According to CSIRO, an average CSG well in Queensland draws about 20,000 litres of water per day from the coal seam.
For example in a typical Central or Western Queensland gas field with up to several hundred wells, many millions of litres of water are drawn each day.
This water usually is quite saline and has to be treated on site to remove the salt and other impurities, resulting in large residues of salt which have no commercial or other use.
After treatment, regulations require this water to be put to good use or re-injected into a suitable geological formation.
Industry estimates that in ten years salt stockpiles across the state will be in excess of one million tonnes.
CSG extraction and expansion are inextricably linked to export
Without export, further development of CSG would be limited, occurring only to supplement existing and relatively low-priced natural gas from the Cooper Basin and off the Victoria coast.
It is important to recognise the largest negative economic impact of CSG has been a significant increase in domestic and industrial gas prices rising from around $3 – $4 per GJ up to $18.
As far as economic returns go, CSG has the potential to exceed coal and other mineral royalties within five years.
The Bureau of Resource and Energy Economics has estimated export returns from the QCLNG plant over the three operators, Queensland Curtis LNG, Gladstone LNG and Asia-Pacific LNG range from $5.7 billion in 2014 to $15.2 billion by 2018.
Nationally, the CSG industry could earn up to $52 billion in exports by 2018.
These stunning returns represent actual export income for largely overseas-owned corporations and not royalties received by government.
The actual royalty revenue to State governments and potential income from the Petroleum Rent Resources Tax for the Commonwealth is unknown at this stage, however should the export projections by BREE be correct then it will be substantial.

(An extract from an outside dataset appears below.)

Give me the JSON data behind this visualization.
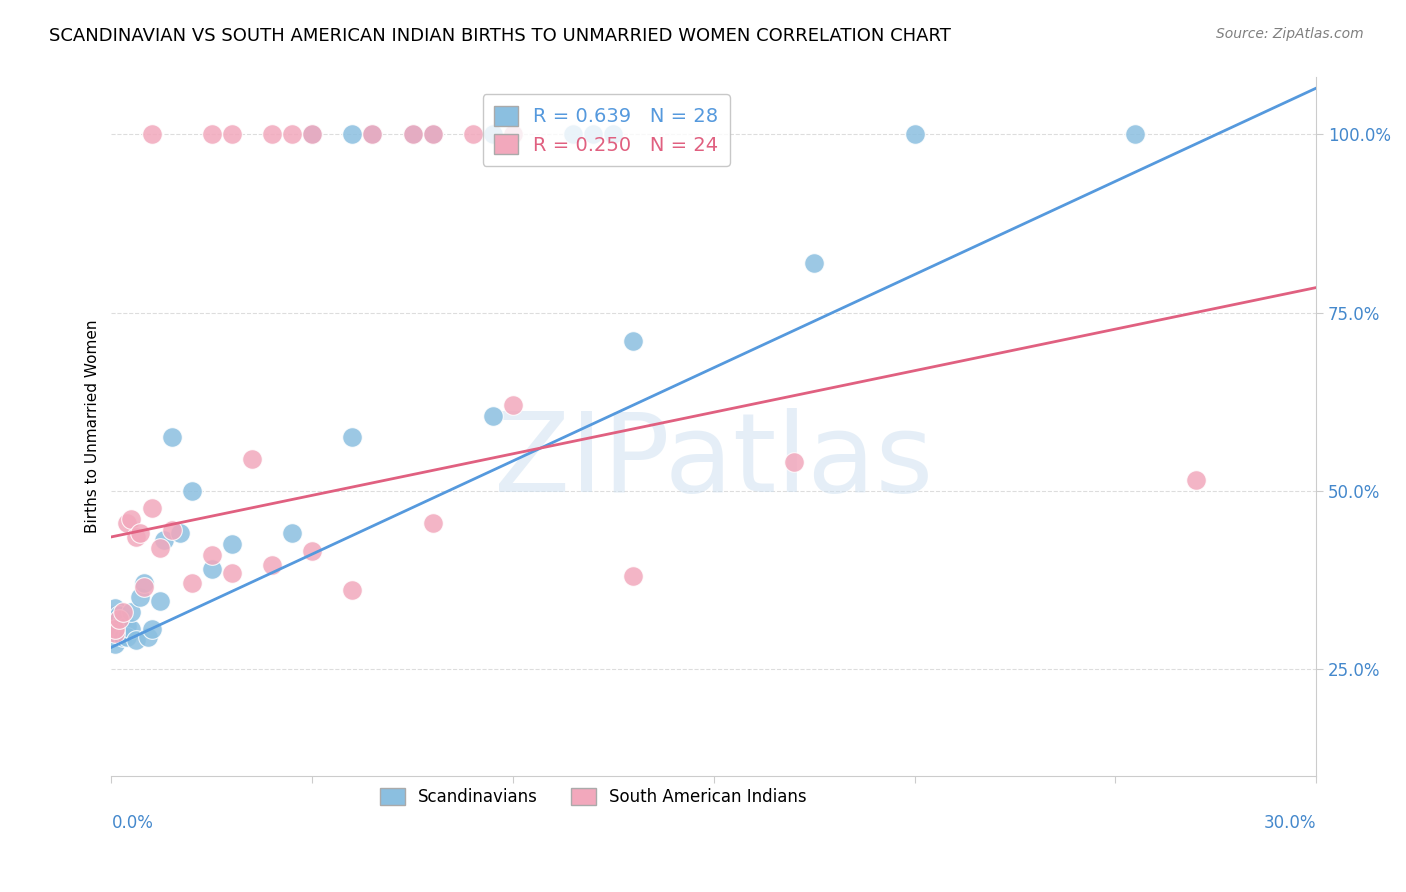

The distribution of royalties by the State Government has come into question in recent times with allegations of pork barrelling the south east corner and paying a pittance to the communities that actually host big mining.
The Royalties for the Region scheme was designed to fairly apportion royalties by way of roads and other infrastructure funding but a recent protest by the Mt Isa community has left other parts of the state in wonderment.

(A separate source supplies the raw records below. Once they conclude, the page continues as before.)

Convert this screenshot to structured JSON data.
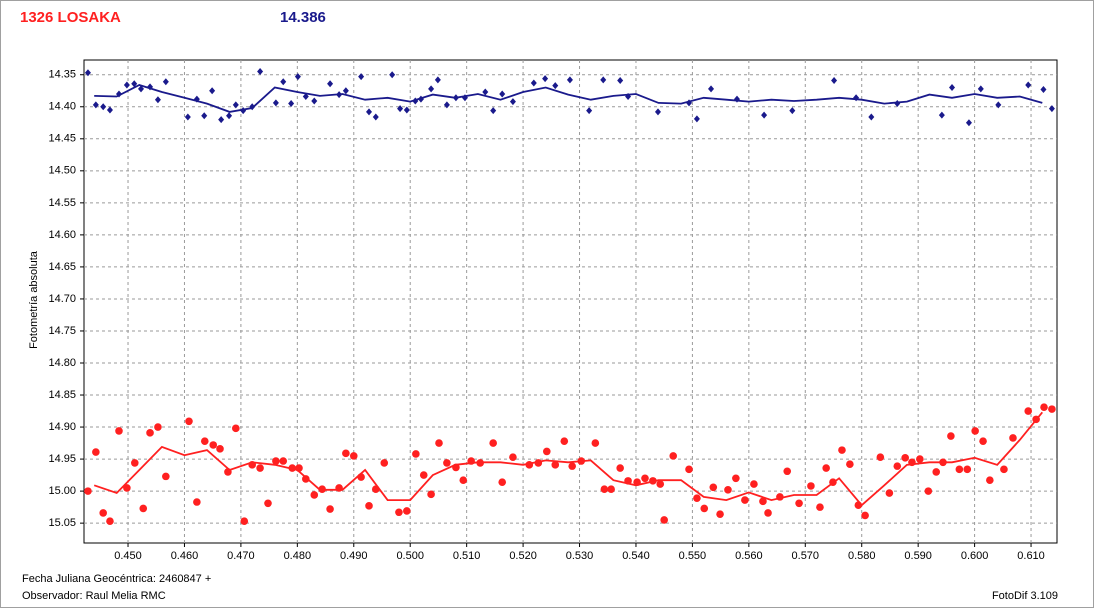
{
  "chart_data": {
    "type": "scatter",
    "title": "1326 LOSAKA",
    "title_color": "#ff2020",
    "subtitle": "14.386",
    "subtitle_color": "#1a1a8c",
    "y_label": "Fotometría absoluta",
    "x_label": "Fecha Juliana Geocéntrica: 2460847 +",
    "observer": "Observador: Raul Melia RMC",
    "software": "FotoDif 3.109",
    "grid": true,
    "y_inverted": true,
    "xlim": [
      0.4422,
      0.6146
    ],
    "ylim": [
      14.327,
      15.081
    ],
    "xticks": [
      {
        "value": 0.45,
        "label": "0.450"
      },
      {
        "value": 0.46,
        "label": "0.460"
      },
      {
        "value": 0.47,
        "label": "0.470"
      },
      {
        "value": 0.48,
        "label": "0.480"
      },
      {
        "value": 0.49,
        "label": "0.490"
      },
      {
        "value": 0.5,
        "label": "0.500"
      },
      {
        "value": 0.51,
        "label": "0.510"
      },
      {
        "value": 0.52,
        "label": "0.520"
      },
      {
        "value": 0.53,
        "label": "0.530"
      },
      {
        "value": 0.54,
        "label": "0.540"
      },
      {
        "value": 0.55,
        "label": "0.550"
      },
      {
        "value": 0.56,
        "label": "0.560"
      },
      {
        "value": 0.57,
        "label": "0.570"
      },
      {
        "value": 0.58,
        "label": "0.580"
      },
      {
        "value": 0.59,
        "label": "0.590"
      },
      {
        "value": 0.6,
        "label": "0.600"
      },
      {
        "value": 0.61,
        "label": "0.610"
      }
    ],
    "yticks": [
      14.35,
      {
        "value": 14.4,
        "label": "14.40"
      },
      14.45,
      {
        "value": 14.5,
        "label": "14.50"
      },
      14.55,
      {
        "value": 14.6,
        "label": "14.60"
      },
      14.65,
      {
        "value": 14.7,
        "label": "14.70"
      },
      14.75,
      {
        "value": 14.8,
        "label": "14.80"
      },
      14.85,
      {
        "value": 14.9,
        "label": "14.90"
      },
      14.95,
      {
        "value": 15.0,
        "label": "15.00"
      },
      15.05
    ],
    "series": [
      {
        "color": "#1a1a8c",
        "marker": "diamond",
        "x": [
          0.4429,
          0.4443,
          0.4456,
          0.4468,
          0.4484,
          0.4498,
          0.4511,
          0.4523,
          0.4539,
          0.4553,
          0.4567,
          0.4606,
          0.4622,
          0.4635,
          0.4649,
          0.4665,
          0.4679,
          0.4691,
          0.4704,
          0.472,
          0.4734,
          0.4762,
          0.4775,
          0.4789,
          0.4801,
          0.4815,
          0.483,
          0.4858,
          0.4874,
          0.4886,
          0.4913,
          0.4927,
          0.4939,
          0.4968,
          0.4982,
          0.4994,
          0.5009,
          0.5019,
          0.5037,
          0.5049,
          0.5065,
          0.5081,
          0.5097,
          0.5133,
          0.5147,
          0.5163,
          0.5182,
          0.5219,
          0.5239,
          0.5257,
          0.5283,
          0.5317,
          0.5342,
          0.5372,
          0.5386,
          0.5439,
          0.5494,
          0.5508,
          0.5533,
          0.5579,
          0.5627,
          0.5677,
          0.5751,
          0.579,
          0.5817,
          0.5863,
          0.5942,
          0.596,
          0.599,
          0.6011,
          0.6042,
          0.6095,
          0.6122,
          0.6137
        ],
        "values": [
          14.347,
          14.397,
          14.4,
          14.405,
          14.38,
          14.366,
          14.364,
          14.372,
          14.369,
          14.389,
          14.361,
          14.416,
          14.388,
          14.414,
          14.375,
          14.42,
          14.414,
          14.397,
          14.406,
          14.4,
          14.345,
          14.394,
          14.361,
          14.395,
          14.353,
          14.384,
          14.391,
          14.364,
          14.381,
          14.375,
          14.353,
          14.408,
          14.416,
          14.35,
          14.403,
          14.405,
          14.391,
          14.388,
          14.372,
          14.358,
          14.397,
          14.386,
          14.386,
          14.377,
          14.406,
          14.38,
          14.392,
          14.363,
          14.356,
          14.367,
          14.358,
          14.406,
          14.358,
          14.359,
          14.384,
          14.408,
          14.394,
          14.419,
          14.372,
          14.388,
          14.413,
          14.406,
          14.359,
          14.386,
          14.416,
          14.395,
          14.413,
          14.37,
          14.425,
          14.372,
          14.397,
          14.366,
          14.373,
          14.403
        ]
      },
      {
        "color": "#ff2020",
        "marker": "circle",
        "x": [
          0.4429,
          0.4443,
          0.4456,
          0.4468,
          0.4484,
          0.4498,
          0.4512,
          0.4527,
          0.4539,
          0.4553,
          0.4567,
          0.4608,
          0.4622,
          0.4636,
          0.4651,
          0.4663,
          0.4677,
          0.4691,
          0.4706,
          0.472,
          0.4734,
          0.4748,
          0.4762,
          0.4775,
          0.4791,
          0.4803,
          0.4815,
          0.483,
          0.4844,
          0.4858,
          0.4874,
          0.4886,
          0.49,
          0.4913,
          0.4927,
          0.4939,
          0.4954,
          0.498,
          0.4994,
          0.501,
          0.5024,
          0.5037,
          0.5051,
          0.5065,
          0.5081,
          0.5094,
          0.5108,
          0.5124,
          0.5147,
          0.5163,
          0.5182,
          0.5211,
          0.5227,
          0.5242,
          0.5257,
          0.5273,
          0.5287,
          0.5303,
          0.5328,
          0.5344,
          0.5356,
          0.5372,
          0.5386,
          0.5402,
          0.5416,
          0.543,
          0.5443,
          0.545,
          0.5466,
          0.5494,
          0.5508,
          0.5521,
          0.5537,
          0.5549,
          0.5563,
          0.5577,
          0.5593,
          0.5609,
          0.5625,
          0.5634,
          0.5655,
          0.5668,
          0.5689,
          0.571,
          0.5726,
          0.5737,
          0.5749,
          0.5765,
          0.5779,
          0.5794,
          0.5806,
          0.5833,
          0.5849,
          0.5863,
          0.5877,
          0.5889,
          0.5903,
          0.5918,
          0.5932,
          0.5944,
          0.5958,
          0.5973,
          0.5987,
          0.6001,
          0.6015,
          0.6027,
          0.6052,
          0.6068,
          0.6095,
          0.6109,
          0.6123,
          0.6137
        ],
        "values": [
          15.0,
          14.939,
          15.034,
          15.047,
          14.906,
          14.995,
          14.956,
          15.027,
          14.909,
          14.9,
          14.977,
          14.891,
          15.017,
          14.922,
          14.928,
          14.934,
          14.97,
          14.902,
          15.047,
          14.959,
          14.964,
          15.019,
          14.953,
          14.953,
          14.964,
          14.964,
          14.981,
          15.006,
          14.997,
          15.028,
          14.995,
          14.941,
          14.945,
          14.978,
          15.023,
          14.997,
          14.956,
          15.033,
          15.031,
          14.942,
          14.975,
          15.005,
          14.925,
          14.956,
          14.963,
          14.983,
          14.953,
          14.956,
          14.925,
          14.986,
          14.947,
          14.959,
          14.956,
          14.938,
          14.959,
          14.922,
          14.961,
          14.953,
          14.925,
          14.997,
          14.997,
          14.964,
          14.984,
          14.986,
          14.98,
          14.984,
          14.989,
          15.045,
          14.945,
          14.966,
          15.011,
          15.027,
          14.994,
          15.036,
          14.998,
          14.98,
          15.014,
          14.989,
          15.016,
          15.034,
          15.009,
          14.969,
          15.019,
          14.992,
          15.025,
          14.964,
          14.986,
          14.936,
          14.958,
          15.022,
          15.038,
          14.947,
          15.003,
          14.961,
          14.948,
          14.955,
          14.95,
          15.0,
          14.97,
          14.955,
          14.914,
          14.966,
          14.966,
          14.906,
          14.922,
          14.983,
          14.966,
          14.917,
          14.875,
          14.888,
          14.869,
          14.872
        ]
      }
    ],
    "trend_x": [
      0.444,
      0.448,
      0.452,
      0.456,
      0.46,
      0.464,
      0.468,
      0.472,
      0.476,
      0.48,
      0.484,
      0.488,
      0.492,
      0.496,
      0.5,
      0.504,
      0.508,
      0.512,
      0.516,
      0.52,
      0.524,
      0.528,
      0.532,
      0.536,
      0.54,
      0.544,
      0.548,
      0.552,
      0.556,
      0.56,
      0.564,
      0.568,
      0.572,
      0.576,
      0.58,
      0.584,
      0.588,
      0.592,
      0.596,
      0.6,
      0.604,
      0.608,
      0.612
    ],
    "trends": [
      {
        "color": "#1a1a8c",
        "values": [
          14.383,
          14.384,
          14.366,
          14.377,
          14.386,
          14.395,
          14.408,
          14.402,
          14.37,
          14.377,
          14.383,
          14.38,
          14.389,
          14.386,
          14.392,
          14.381,
          14.386,
          14.38,
          14.389,
          14.377,
          14.37,
          14.381,
          14.389,
          14.383,
          14.38,
          14.394,
          14.395,
          14.386,
          14.389,
          14.392,
          14.389,
          14.391,
          14.389,
          14.386,
          14.389,
          14.395,
          14.392,
          14.381,
          14.386,
          14.38,
          14.386,
          14.384,
          14.394
        ]
      },
      {
        "color": "#ff2020",
        "values": [
          14.991,
          15.003,
          14.967,
          14.931,
          14.944,
          14.936,
          14.967,
          14.955,
          14.959,
          14.967,
          14.998,
          14.998,
          14.967,
          15.014,
          15.014,
          14.975,
          14.959,
          14.955,
          14.955,
          14.959,
          14.952,
          14.955,
          14.952,
          14.983,
          14.991,
          14.983,
          14.983,
          15.009,
          15.014,
          15.002,
          15.014,
          15.006,
          15.006,
          14.98,
          15.022,
          14.991,
          14.959,
          14.955,
          14.955,
          14.948,
          14.959,
          14.92,
          14.877
        ]
      }
    ]
  }
}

The Member for Mt Isa Robbie Katter accused the State Government of short changing the district of millions of dollars in royalties generated by mining activities.

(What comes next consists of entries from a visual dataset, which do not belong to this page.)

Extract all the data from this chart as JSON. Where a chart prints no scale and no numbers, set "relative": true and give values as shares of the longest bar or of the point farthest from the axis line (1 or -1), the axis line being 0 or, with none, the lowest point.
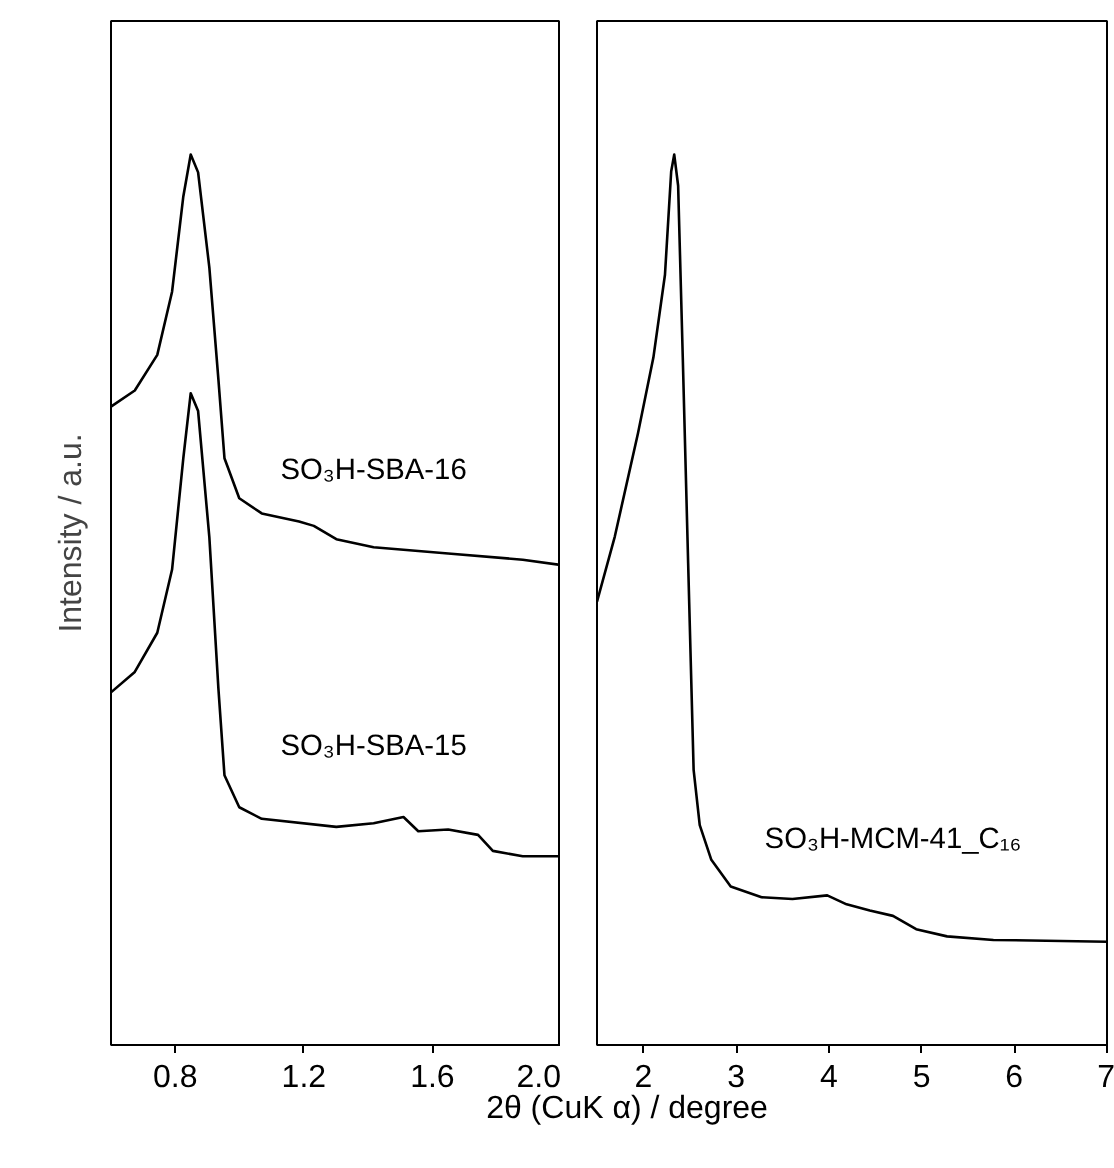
{
  "chart_data": [
    {
      "type": "line",
      "relative": true,
      "ylabel": "Intensity / a.u.",
      "xlabel": "2θ (CuK α) / degree",
      "xlim": [
        0.6,
        2.0
      ],
      "xticks": [
        {
          "value": 0.8,
          "label": "0.8"
        },
        {
          "value": 1.2,
          "label": "1.2"
        },
        {
          "value": 1.6,
          "label": "1.6"
        },
        {
          "value": 2.0,
          "label": "2.0"
        }
      ],
      "grid": false,
      "series": [
        {
          "name": "SO₃H-SBA-16",
          "color": "#000000",
          "x": [
            0.6,
            0.674,
            0.744,
            0.79,
            0.825,
            0.848,
            0.871,
            0.906,
            0.934,
            0.953,
            0.999,
            1.069,
            1.185,
            1.231,
            1.301,
            1.417,
            1.649,
            1.881,
            2.0
          ],
          "values": [
            0.717,
            0.735,
            0.775,
            0.846,
            0.953,
            1.0,
            0.98,
            0.873,
            0.748,
            0.659,
            0.614,
            0.597,
            0.588,
            0.583,
            0.568,
            0.559,
            0.552,
            0.545,
            0.539
          ]
        },
        {
          "name": "SO₃H-SBA-15",
          "color": "#000000",
          "x": [
            0.6,
            0.674,
            0.744,
            0.79,
            0.825,
            0.848,
            0.871,
            0.906,
            0.934,
            0.953,
            0.999,
            1.069,
            1.301,
            1.417,
            1.51,
            1.556,
            1.649,
            1.742,
            1.788,
            1.881,
            2.0
          ],
          "values": [
            0.396,
            0.419,
            0.463,
            0.534,
            0.659,
            0.732,
            0.712,
            0.57,
            0.401,
            0.303,
            0.267,
            0.254,
            0.245,
            0.249,
            0.256,
            0.24,
            0.242,
            0.236,
            0.218,
            0.212,
            0.212
          ]
        }
      ]
    },
    {
      "type": "line",
      "relative": true,
      "xlim": [
        1.5,
        7
      ],
      "xticks": [
        2,
        3,
        4,
        5,
        6,
        7
      ],
      "grid": false,
      "series": [
        {
          "name": "SO₃H-MCM-41_C₁₆",
          "color": "#000000",
          "x": [
            1.5,
            1.692,
            1.942,
            2.108,
            2.233,
            2.3,
            2.333,
            2.375,
            2.425,
            2.483,
            2.542,
            2.608,
            2.733,
            2.942,
            3.275,
            3.608,
            3.983,
            4.192,
            4.442,
            4.692,
            4.942,
            5.275,
            5.775,
            7.0
          ],
          "values": [
            0.498,
            0.571,
            0.687,
            0.772,
            0.865,
            0.981,
            1.0,
            0.965,
            0.772,
            0.541,
            0.309,
            0.247,
            0.208,
            0.178,
            0.166,
            0.164,
            0.168,
            0.158,
            0.151,
            0.145,
            0.13,
            0.122,
            0.118,
            0.116
          ]
        }
      ]
    }
  ]
}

He said the large north west mining industry based at Mt Isa contributed more than $90 million to State coffers last year yet the government offered only half a million dollars to the city in return.
Based on the southern CSG activities, Mt Mulligan could become the far north’s only CSG field leaving local land holders guessing how the gas will be of benefit to the region.
There are no pipelines connecting the Tablelands to southern fields so the most logical plan to cash in on local gas would be to construct a LNG plant which could ship out gas by road tanker, but being 1000 kilometres from the nearest terminal it would be an expensive exercise.
Local industry could purchase this gas but would have to compete with high export prices.
Depending on the size of the facility, in the initial construction phase of a plant, local jobs would be created as well as earthmoving and engineering contractors being engaged.
Because gas exploration and production is a specialist industry it has a transient workforce, in some cases using only experienced fly-in-fly-out operators.
In the production phase the facilities are largely automated. Few permanent staff is required.
The Tableland’s community has a long way to go to make up the $100 million or so owed to more than 800 creditors after the collapse of Kagara Zinc at Mt Garnet.
If proven, it would seem the development of the Mt Mulligan CSG reserves will do little to re-invigorate the health of far north business.
Particularly when environmental hazards are taken into account.